Zulte Waregem et son coach sont des surprises permanentes en D1. Le point avant de se rendre à Anderlecht le week-end prochain.

Interrogé sur son expérience de quatre ans en D1, Francky Dury (51 ans) est clair :  » Il n’est pas facile de forcer le respect pour Zulte Waregem. Au premier tour, nous avons battu Anderlecht 4-0 mais de quoi a-t-on discouru la semaine suivante ? De la faiblesse d’Anderlecht… « 

Des entraîneurs en poste il y a quatre ans, il est le seul à être demeuré dans le même club :  » Nous étions amateurs et j’ai été élu Entraîneur de l’année… Toutes les équipes promues depuis quatre ans se trouvent dans la colonne de droite, sauf nous. Mais nous n’avons jamais eu un groupe de meilleure qualité avec les Sammy Bossut, Franck Berrier, Bart Buysse et Thomas Matton. Mes footballeurs sont ouverts, avides de progresser, ne fût-ce que d’un pour cent. « 

Mais comment procédez-vous ?

Franck Dury : Nous passons un joueur au crible : tests physiques, entretiens avec un psychologue et examen de la dentition. Je ne discute pas avec un footballeur qui est à 70 % de ses possibilités. Je veux 100 %. Nous suivons les joueurs : leur comportement, leur alimentation, leur entraînement. Si l’un d’eux chute à 90 %, nous tentons de le corriger. Nous avons un staff large : deux entraîneurs à plein temps, le podologue, le psychologue, le scout,… Dix à quinze personnes suivent les joueurs.

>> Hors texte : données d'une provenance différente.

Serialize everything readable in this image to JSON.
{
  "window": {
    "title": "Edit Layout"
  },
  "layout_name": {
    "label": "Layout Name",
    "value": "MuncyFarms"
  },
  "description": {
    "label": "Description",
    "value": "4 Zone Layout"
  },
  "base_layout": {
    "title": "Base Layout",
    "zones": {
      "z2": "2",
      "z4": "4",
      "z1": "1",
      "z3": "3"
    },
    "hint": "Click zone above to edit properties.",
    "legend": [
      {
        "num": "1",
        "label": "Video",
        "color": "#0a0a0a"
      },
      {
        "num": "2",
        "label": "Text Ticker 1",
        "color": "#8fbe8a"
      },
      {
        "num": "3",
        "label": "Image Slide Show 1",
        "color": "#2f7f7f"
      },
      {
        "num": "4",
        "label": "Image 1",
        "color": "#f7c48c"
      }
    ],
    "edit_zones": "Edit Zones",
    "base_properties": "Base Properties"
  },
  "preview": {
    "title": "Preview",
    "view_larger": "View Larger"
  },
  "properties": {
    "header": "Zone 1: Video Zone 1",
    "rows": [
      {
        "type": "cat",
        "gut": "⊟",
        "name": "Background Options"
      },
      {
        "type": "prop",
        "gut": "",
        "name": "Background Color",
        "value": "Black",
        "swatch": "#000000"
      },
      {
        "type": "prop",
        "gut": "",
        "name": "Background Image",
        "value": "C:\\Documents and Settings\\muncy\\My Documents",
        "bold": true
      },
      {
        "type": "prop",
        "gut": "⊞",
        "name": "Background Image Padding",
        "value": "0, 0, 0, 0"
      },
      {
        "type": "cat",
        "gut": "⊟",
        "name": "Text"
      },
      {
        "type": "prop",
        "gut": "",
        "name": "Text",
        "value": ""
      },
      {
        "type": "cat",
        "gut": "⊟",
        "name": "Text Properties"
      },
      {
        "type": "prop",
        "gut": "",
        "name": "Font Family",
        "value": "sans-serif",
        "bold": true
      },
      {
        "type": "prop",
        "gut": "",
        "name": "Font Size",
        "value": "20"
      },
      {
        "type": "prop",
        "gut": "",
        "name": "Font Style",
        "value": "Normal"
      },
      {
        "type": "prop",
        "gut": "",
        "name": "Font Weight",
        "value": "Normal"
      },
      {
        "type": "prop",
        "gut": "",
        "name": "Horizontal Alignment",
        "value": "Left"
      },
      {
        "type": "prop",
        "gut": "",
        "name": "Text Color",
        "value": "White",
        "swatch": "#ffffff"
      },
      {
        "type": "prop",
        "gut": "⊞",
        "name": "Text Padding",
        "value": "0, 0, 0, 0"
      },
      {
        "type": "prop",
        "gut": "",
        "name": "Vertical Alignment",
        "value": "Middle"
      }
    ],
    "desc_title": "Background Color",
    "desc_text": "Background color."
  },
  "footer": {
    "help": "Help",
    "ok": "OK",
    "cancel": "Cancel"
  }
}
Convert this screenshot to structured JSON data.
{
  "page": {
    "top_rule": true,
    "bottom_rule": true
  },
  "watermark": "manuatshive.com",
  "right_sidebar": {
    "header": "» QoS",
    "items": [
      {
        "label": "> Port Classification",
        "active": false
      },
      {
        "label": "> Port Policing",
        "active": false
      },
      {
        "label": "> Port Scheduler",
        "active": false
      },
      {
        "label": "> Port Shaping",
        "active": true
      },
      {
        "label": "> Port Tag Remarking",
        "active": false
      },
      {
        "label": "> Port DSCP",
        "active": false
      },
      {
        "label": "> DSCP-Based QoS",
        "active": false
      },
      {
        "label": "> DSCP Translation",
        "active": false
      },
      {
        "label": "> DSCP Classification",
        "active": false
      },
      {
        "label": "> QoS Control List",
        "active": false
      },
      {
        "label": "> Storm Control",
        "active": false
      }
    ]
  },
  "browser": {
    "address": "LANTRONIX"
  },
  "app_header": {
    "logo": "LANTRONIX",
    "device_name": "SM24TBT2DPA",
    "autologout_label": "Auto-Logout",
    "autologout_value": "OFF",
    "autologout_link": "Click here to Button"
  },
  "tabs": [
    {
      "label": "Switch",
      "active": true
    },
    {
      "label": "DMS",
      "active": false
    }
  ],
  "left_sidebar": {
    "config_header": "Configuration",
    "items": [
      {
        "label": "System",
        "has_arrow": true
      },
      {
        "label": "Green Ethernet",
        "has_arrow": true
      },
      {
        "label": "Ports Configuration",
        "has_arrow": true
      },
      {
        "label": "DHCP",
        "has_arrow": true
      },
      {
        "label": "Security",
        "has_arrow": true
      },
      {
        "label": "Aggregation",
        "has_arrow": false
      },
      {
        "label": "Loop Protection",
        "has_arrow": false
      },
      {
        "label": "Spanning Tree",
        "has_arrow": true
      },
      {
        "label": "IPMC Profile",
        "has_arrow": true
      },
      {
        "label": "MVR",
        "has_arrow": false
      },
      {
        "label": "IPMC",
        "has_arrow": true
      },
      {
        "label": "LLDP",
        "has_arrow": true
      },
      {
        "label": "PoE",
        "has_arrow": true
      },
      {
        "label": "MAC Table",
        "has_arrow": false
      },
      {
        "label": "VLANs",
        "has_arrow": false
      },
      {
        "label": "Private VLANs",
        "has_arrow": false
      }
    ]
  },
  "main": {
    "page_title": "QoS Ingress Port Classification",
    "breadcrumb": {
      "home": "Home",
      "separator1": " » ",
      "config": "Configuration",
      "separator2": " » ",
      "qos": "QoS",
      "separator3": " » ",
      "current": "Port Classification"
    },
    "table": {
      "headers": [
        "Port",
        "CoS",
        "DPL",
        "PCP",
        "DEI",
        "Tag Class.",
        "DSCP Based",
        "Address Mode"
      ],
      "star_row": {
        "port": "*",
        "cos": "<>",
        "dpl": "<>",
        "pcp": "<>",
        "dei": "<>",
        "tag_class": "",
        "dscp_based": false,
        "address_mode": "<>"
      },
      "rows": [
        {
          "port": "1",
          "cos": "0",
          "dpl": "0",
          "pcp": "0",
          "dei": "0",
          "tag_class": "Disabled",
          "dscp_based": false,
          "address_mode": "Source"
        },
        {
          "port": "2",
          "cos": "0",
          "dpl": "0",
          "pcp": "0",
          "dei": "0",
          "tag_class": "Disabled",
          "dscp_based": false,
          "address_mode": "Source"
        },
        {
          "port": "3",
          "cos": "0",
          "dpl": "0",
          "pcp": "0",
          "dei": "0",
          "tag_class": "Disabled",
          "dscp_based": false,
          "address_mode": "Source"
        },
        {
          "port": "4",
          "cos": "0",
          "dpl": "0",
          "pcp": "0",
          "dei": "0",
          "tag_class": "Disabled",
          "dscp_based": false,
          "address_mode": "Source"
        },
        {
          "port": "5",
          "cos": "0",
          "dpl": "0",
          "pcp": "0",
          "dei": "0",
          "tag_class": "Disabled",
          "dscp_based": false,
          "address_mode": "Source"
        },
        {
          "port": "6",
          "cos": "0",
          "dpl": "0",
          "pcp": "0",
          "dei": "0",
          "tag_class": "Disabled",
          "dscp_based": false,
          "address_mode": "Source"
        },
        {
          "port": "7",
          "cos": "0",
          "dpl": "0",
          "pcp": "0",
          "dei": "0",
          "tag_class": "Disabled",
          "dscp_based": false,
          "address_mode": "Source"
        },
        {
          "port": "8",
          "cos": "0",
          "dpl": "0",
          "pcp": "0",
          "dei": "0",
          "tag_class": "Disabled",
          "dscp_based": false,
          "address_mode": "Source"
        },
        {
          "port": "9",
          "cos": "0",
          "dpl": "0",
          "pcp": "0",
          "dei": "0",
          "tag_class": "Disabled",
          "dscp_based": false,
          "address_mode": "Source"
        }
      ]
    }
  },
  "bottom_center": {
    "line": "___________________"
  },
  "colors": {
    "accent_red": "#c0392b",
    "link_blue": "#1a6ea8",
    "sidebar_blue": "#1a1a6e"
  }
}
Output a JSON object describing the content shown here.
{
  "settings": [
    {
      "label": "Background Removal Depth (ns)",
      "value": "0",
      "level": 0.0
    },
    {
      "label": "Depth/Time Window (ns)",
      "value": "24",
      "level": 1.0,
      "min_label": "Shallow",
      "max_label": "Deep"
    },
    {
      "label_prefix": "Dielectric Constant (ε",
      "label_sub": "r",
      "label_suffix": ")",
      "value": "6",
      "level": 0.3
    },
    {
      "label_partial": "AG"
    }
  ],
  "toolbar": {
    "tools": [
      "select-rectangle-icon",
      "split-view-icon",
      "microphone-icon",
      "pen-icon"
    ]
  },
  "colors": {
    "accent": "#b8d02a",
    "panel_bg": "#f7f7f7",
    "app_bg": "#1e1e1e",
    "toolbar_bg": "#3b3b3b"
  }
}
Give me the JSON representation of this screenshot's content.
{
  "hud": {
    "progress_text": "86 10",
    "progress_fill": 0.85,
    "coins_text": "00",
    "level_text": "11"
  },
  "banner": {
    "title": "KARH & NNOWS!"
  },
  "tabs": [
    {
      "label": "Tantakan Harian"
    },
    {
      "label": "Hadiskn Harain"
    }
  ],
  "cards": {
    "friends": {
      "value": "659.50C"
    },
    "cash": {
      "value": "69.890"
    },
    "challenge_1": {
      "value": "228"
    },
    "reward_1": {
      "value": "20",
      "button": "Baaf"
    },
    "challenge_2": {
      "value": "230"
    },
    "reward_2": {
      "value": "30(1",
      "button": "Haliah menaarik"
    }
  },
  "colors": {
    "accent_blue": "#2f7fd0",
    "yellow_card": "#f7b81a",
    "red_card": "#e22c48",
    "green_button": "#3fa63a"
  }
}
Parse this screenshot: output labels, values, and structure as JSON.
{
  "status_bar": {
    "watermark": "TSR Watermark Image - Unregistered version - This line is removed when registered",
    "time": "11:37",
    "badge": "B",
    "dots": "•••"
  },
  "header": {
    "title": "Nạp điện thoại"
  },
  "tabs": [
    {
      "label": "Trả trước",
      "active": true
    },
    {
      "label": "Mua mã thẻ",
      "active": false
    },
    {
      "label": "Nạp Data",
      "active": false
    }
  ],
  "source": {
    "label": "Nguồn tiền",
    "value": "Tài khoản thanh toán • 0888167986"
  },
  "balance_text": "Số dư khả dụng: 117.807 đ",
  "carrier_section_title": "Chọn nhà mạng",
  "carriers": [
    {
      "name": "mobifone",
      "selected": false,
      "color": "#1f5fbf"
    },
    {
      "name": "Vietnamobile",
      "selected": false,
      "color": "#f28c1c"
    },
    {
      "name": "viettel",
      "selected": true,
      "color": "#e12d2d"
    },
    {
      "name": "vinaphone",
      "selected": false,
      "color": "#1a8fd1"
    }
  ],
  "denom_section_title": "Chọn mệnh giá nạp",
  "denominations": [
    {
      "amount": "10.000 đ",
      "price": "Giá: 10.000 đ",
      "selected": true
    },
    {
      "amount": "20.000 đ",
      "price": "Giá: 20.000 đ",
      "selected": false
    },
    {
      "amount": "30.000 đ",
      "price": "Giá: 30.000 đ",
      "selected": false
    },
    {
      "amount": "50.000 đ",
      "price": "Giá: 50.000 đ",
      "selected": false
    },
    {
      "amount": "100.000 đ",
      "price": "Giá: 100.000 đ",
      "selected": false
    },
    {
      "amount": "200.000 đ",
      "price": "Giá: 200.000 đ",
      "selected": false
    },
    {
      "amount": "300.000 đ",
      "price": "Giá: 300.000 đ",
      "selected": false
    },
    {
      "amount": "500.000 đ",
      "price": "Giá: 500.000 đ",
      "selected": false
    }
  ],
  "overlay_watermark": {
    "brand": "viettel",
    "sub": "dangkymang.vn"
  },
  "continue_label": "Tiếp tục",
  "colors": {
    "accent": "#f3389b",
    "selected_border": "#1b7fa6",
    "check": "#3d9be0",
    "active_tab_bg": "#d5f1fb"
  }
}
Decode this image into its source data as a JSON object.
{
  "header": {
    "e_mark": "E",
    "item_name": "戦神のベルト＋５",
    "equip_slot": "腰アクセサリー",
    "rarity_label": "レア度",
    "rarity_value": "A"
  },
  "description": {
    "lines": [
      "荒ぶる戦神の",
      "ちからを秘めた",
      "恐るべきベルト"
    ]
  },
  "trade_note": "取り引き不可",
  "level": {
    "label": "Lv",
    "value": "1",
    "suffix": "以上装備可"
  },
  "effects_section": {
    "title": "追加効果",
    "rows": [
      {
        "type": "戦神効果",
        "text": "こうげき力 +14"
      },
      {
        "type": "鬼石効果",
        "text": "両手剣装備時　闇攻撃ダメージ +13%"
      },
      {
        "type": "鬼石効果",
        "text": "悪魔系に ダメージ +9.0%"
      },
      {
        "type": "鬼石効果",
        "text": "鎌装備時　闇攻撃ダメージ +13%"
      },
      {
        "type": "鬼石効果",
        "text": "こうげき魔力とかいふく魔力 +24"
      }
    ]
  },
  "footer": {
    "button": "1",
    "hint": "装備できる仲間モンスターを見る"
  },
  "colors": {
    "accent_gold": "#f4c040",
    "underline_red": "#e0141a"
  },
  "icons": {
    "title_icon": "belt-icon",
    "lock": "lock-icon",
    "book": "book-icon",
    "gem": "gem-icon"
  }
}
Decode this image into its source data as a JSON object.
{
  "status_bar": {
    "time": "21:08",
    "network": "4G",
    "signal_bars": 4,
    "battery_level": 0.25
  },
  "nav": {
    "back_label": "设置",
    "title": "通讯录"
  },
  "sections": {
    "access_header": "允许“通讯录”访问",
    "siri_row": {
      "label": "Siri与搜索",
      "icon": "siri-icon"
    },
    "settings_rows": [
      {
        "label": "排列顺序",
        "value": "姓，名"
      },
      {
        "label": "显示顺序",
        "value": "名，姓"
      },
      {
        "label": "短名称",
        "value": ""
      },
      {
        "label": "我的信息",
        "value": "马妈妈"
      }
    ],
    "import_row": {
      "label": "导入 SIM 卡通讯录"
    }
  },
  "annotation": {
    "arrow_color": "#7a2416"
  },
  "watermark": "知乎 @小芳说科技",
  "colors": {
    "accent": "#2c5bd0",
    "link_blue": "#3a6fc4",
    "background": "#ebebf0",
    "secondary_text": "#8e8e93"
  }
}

Il est essentiel de parler à un joueur, de le réconforter, à condition qu’il soit ouvert. Nous avons, par exemple, renvoyé Andréa Mbuy-Mutombo à Portsmouth : il était bon techniquement et physiquement mais pas mentalement. J’ai analysé son fonctionnement, son comportement, sa diététique. Il avait de mauvaises habitudes alimentaires et l’équipe avec laquelle il jouait à l’entraînement perdait souvent malgré son immense talent. Evidemment, il marquait beaucoup en peu de minutes, il faisait impression et il s’est laissé monter la tête par les managers. Portsmouth nous avait prévenus que Mutombo était difficile à gérer. Je le voulais car il était Belge, âgé de moins de 18 ans, qu’il débordait de qualités. Je pensais le reste de mon groupe assez fort pour le guider. Etre titularisé ici n’est pas facile, avec neuf joueurs belges qui sont pratiquement des éléments de base : Bossut, Stijn Minne, Karel D’Haene, Stijn Meert, Kevin Roelandts, Steve Colpaert, Buysse, Ludwin Van Nieuwenhuyze, Matton. Mutombo attirait trop la couverture sur lui.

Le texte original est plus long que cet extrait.